О раннем детстве я сохранил множество странных, разрозненных воспоминаний, в основном счастливых. Психоаналитик, которую я как-то посещал, сказала мне, что сама по себе череда светлых ранних воспоминаний подсказывает ей, что, возможно, я пережил сексуальное домогательство. В этом нет ничего невозможного, но сам я не мог ни припомнить ничего такого, ни привлечь какие-либо свидетельства. Если что-то такое и произошло, то, во-видимому, было не слишком серьезным, потому что за мной хорошо смотрели и любой синяк или какое-то другое повреждение обязательно заметили бы. Припоминаю эпизод в детском лагере. Мне было шесть лет, и внезапно меня охватил необъяснимый страх. Я живо помню всю картину: прямо передо мной теннисный корт, направо столовая, а на расстоянии примерно пятидесяти футов большой дуб, под которым мы усаживались, чтобы послушать разные истории. Внезапно я потерял способность двигаться. Меня захлестнуло понимание, что со мной сейчас или позднее должно случиться что-то ужасное, от чего я не смогу освободиться всю жизнь. Жизнь, которая до того казалась мне надежной поверхностью, на которой я твердо стоял, вдруг стала подвижной и мягкой, и я начал проваливаться сквозь нее. Пока я стою на месте, ничего не произойдет, но стоит мне двинуться, и я вновь окажусь в опасности. Очень важным казалось, пойду я налево, направо или прямо, однако я не знал, какое направление окажется спасительным, хотя бы в данный момент. К счастью, подоспел воспитатель и велел мне поторопиться, потому что я опаздывал на плавание; и наваждение рассыпалось, однако я долго помнил его и надеялся, что оно не вернется.

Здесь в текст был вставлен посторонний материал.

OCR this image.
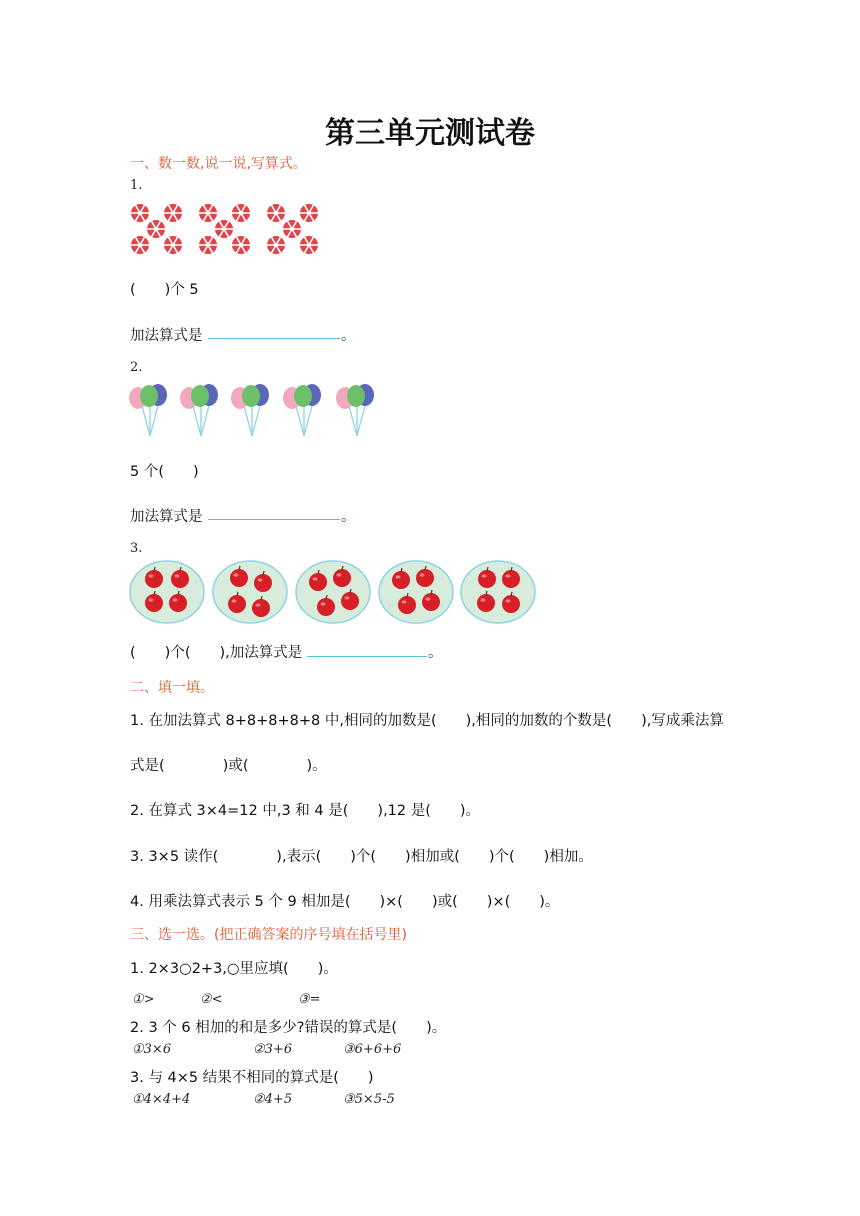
第三单元测试卷
一、数一数,说一说,写算式。
1.
(　　)个 5
加法算式是	。
2.
5 个(　　)
加法算式是	。
3.
(　　)个(　　),加法算式是	。
二、填一填。
1. 在加法算式 8+8+8+8+8 中,相同的加数是(　　),相同的加数的个数是(　　),写成乘法算
式是(　　　　)或(　　　　)。
2. 在算式 3×4=12 中,3 和 4 是(　　),12 是(　　)。
3. 3×5 读作(　　　　),表示(　　)个(　　)相加或(　　)个(　　)相加。
4. 用乘法算式表示 5 个 9 相加是(　　)×(　　)或(　　)×(　　)。
三、选一选。(把正确答案的序号填在括号里)
1. 2×3○2+3,○里应填(　　)。
①>	②<	③=
2. 3 个 6 相加的和是多少?错误的算式是(　　)。
①3×6	②3+6	③6+6+6
3. 与 4×5 结果不相同的算式是(　　)
①4×4+4	②4+5	③5×5-5
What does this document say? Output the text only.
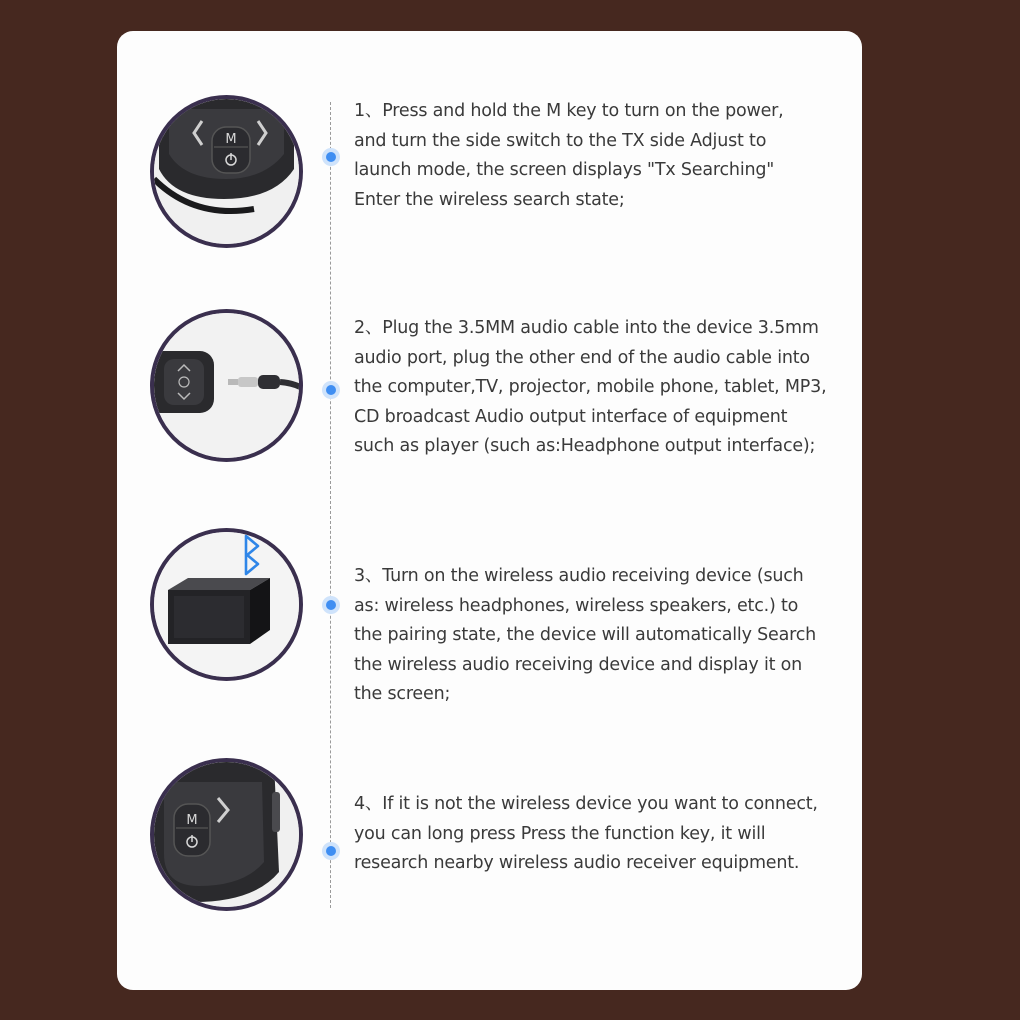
M
1、Press and hold the M key to turn on the power,
and turn the side switch to the TX side Adjust to
launch mode, the screen displays "Tx Searching"
Enter the wireless search state;
2、Plug the 3.5MM audio cable into the device 3.5mm
audio port, plug the other end of the audio cable into
the computer,TV, projector, mobile phone, tablet, MP3,
CD broadcast Audio output interface of equipment
such as player (such as:Headphone output interface);
3、Turn on the wireless audio receiving device (such
as: wireless headphones, wireless speakers, etc.) to
the pairing state, the device will automatically Search
the wireless audio receiving device and display it on
the screen;
M
4、If it is not the wireless device you want to connect,
you can long press Press the function key, it will
research nearby wireless audio receiver equipment.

Думаю, все это вовсе не необычно для маленьких детей. Экзистенциальная тревога взрослых, хотя и мучительна, но компенсируется углубленным самоосознанием, в то время как первое понимание хрупкости человеческого существа, понимание того, что все смертны, ранит нестерпимо. Я наблюдал это у своих крестников и племянника. Было бы романтической глупостью заявить, что в июле 1969 года в лагере Грэнд-Лейк я в один прекрасный день понял, что когда-нибудь мне предстоит умереть, однако без всяких видимых причин я наткнулся на понимание, что мои родители не управляют миром и я тоже никогда не буду им управлять. У меня не очень хорошая память, однако после того дня в лагере я стал бояться потерять во времени что-то важное и, лежа по ночам в кровати, припоминал все, что случилось за день, чтобы сохранить его, – вот такое внематериальное скопидомство. Особенно я дорожил родительскими поцелуями на ночь и приучился спать, подложив под голову тряпочку, чтобы, если они попадают с моего лица, собрать их и сохранить навсегда.